Music will be by Igor Stravinsky and script by Christopher Fry. It will be filmed in full-color Cinerama, and the stars include Peter O’Toole, Marlon Brando, Paul Newman and Maria Callas, who won’t sing but might “hum a little.” Still feeling that a bit more bounce is needed for The Bible, Director John Huston, 57, has added his bibulous knight of the Iguana, Richard Burton, to either narrate or play (but not raise) Cain. Did that mean Liz Taylor would also join the cast? Absolutely not, quoth Huston. “Perhaps there may be something for her in the sequel—when we do the part about Potiphar’s wife.”

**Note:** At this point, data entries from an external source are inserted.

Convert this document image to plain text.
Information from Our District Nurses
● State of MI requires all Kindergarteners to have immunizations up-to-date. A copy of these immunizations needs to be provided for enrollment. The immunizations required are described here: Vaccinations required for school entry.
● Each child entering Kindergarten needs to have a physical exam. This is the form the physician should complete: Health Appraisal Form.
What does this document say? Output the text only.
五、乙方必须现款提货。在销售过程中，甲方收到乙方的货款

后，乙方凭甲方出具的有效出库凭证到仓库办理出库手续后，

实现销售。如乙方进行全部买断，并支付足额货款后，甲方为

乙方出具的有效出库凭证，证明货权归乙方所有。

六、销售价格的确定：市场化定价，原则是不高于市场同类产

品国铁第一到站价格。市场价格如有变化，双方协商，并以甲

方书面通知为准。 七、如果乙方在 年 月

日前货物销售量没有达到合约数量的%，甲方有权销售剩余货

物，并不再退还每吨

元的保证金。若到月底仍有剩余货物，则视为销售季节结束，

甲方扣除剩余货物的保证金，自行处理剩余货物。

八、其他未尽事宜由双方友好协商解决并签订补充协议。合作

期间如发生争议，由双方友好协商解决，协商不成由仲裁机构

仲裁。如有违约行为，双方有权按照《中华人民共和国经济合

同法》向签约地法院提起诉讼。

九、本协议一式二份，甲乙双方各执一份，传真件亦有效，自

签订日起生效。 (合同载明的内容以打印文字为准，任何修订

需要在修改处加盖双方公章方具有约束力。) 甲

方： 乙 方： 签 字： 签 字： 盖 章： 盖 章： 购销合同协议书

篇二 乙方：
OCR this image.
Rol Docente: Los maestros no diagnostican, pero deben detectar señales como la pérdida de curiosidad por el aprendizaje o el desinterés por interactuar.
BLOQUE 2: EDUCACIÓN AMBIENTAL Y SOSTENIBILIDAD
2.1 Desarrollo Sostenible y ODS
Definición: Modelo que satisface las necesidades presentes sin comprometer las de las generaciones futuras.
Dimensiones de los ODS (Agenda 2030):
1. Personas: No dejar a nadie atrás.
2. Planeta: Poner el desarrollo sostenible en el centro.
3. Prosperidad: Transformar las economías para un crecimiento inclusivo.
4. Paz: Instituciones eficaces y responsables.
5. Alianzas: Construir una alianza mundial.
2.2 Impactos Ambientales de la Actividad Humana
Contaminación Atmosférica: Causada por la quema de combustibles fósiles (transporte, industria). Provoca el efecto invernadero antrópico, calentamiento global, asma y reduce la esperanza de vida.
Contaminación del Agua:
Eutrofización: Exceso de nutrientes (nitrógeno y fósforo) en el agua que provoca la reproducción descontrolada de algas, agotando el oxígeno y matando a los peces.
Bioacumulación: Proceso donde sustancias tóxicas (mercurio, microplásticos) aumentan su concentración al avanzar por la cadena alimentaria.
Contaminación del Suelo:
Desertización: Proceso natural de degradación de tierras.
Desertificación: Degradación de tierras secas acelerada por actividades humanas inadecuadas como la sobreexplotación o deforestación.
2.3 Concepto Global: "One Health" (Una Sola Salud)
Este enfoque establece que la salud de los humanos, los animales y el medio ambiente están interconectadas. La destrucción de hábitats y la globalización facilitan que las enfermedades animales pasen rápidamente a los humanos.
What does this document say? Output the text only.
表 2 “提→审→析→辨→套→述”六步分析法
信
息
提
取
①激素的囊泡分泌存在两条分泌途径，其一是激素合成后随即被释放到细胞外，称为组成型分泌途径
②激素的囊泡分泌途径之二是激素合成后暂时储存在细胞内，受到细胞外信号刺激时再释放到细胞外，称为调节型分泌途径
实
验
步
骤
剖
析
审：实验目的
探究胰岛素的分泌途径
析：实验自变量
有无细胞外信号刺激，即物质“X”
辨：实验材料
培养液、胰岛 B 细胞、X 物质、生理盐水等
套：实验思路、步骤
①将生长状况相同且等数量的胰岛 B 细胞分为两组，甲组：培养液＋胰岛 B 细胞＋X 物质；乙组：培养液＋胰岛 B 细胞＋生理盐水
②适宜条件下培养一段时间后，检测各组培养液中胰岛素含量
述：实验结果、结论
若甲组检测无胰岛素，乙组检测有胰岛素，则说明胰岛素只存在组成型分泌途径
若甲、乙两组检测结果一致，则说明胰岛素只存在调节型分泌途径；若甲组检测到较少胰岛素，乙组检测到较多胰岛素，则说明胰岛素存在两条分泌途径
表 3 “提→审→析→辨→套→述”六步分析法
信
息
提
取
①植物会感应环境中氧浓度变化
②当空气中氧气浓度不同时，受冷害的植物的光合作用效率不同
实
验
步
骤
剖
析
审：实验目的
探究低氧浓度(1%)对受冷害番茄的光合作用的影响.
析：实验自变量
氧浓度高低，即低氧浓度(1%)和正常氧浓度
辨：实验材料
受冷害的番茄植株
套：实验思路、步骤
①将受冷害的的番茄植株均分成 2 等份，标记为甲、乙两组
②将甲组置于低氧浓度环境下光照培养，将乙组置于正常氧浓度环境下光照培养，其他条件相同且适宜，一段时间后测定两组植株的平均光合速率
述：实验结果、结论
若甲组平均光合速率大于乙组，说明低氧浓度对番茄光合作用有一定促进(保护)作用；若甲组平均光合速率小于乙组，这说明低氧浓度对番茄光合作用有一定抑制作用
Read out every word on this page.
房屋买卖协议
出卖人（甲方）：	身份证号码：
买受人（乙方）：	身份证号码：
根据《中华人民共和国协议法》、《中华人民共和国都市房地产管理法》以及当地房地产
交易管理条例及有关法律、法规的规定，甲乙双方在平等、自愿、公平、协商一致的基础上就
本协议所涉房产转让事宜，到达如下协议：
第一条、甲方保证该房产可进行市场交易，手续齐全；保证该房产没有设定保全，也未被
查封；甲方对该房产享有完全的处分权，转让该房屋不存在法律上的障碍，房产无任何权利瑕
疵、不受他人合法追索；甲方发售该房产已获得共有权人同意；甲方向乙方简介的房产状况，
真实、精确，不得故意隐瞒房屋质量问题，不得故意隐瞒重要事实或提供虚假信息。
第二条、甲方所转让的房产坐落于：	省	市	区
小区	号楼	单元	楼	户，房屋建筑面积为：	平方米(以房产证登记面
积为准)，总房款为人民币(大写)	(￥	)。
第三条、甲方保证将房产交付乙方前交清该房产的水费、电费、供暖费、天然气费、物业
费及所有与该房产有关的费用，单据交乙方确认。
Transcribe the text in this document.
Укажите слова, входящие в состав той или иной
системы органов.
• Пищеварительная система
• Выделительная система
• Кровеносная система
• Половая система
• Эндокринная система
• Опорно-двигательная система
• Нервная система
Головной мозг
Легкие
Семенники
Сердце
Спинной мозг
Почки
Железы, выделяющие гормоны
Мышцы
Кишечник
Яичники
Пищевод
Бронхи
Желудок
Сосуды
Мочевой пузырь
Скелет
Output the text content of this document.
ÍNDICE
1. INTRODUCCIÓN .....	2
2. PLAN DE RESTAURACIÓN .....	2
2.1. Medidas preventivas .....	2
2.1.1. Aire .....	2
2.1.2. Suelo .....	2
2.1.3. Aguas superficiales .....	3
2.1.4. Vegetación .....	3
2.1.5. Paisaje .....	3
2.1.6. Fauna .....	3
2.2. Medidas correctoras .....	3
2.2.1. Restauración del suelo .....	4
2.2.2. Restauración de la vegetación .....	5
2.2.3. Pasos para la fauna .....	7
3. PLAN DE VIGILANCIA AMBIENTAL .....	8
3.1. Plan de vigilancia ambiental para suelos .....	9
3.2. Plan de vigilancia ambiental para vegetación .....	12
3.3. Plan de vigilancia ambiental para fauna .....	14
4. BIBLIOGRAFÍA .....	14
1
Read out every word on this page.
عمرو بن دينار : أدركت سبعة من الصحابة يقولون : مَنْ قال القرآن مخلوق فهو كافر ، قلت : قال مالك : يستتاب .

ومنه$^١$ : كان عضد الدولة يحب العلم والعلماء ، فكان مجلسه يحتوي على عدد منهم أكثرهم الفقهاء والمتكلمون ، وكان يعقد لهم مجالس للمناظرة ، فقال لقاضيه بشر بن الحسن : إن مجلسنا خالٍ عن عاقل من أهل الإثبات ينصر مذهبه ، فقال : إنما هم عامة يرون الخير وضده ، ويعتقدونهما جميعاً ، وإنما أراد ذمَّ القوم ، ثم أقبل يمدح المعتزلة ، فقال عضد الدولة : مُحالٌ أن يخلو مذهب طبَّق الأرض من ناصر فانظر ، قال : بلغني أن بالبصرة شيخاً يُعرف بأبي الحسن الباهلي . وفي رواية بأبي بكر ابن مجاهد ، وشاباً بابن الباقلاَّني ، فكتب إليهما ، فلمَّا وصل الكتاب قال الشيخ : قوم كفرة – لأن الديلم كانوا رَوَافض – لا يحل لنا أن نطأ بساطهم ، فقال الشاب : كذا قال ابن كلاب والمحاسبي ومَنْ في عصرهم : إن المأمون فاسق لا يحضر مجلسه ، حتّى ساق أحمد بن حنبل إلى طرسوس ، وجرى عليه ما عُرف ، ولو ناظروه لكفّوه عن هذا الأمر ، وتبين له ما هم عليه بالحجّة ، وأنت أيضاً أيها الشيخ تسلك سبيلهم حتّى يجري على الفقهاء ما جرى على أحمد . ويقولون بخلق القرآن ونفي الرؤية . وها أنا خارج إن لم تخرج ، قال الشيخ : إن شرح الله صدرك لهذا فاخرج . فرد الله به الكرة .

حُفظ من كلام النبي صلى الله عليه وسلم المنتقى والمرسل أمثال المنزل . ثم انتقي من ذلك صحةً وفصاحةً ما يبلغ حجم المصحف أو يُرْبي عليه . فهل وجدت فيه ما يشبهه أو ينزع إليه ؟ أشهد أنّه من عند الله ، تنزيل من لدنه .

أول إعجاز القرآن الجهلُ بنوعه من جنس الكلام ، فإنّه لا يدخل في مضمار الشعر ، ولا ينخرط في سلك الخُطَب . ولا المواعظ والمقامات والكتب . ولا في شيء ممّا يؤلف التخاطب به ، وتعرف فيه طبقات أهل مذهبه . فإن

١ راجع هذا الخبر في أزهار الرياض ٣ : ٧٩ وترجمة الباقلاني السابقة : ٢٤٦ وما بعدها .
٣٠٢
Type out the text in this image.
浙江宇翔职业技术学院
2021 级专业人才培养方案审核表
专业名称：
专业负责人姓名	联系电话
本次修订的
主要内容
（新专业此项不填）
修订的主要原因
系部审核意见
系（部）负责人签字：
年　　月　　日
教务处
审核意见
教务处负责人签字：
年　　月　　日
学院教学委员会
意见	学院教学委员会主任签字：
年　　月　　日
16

Midst laurels stood: the Rev. Dr. Eugene Carson Blake, 57, given the John F. Kennedy Award of the Catholic Interracial Council of Chicago, thus becoming the first head of the Presbyterian Church ever honored by a Catholic group; Fisk University President Stephen Wright, 53, elected a board director of the Association of American Colleges, the first Negro ever to achieve such a post; Swiss Sculptor-Painter Alberto Giacometti, 62, named for the $10,000 Guggenheim International Award, the U.S.’s richest art prize; Actress Patricia Neal, 38, Actor Albert Finney, 27, and Director Tony Richardson, 35, presented with the 1963 New York Film Critics’ top awards for their work in Hud (Miss Neal) and Torn Jones (Finney and Richardson).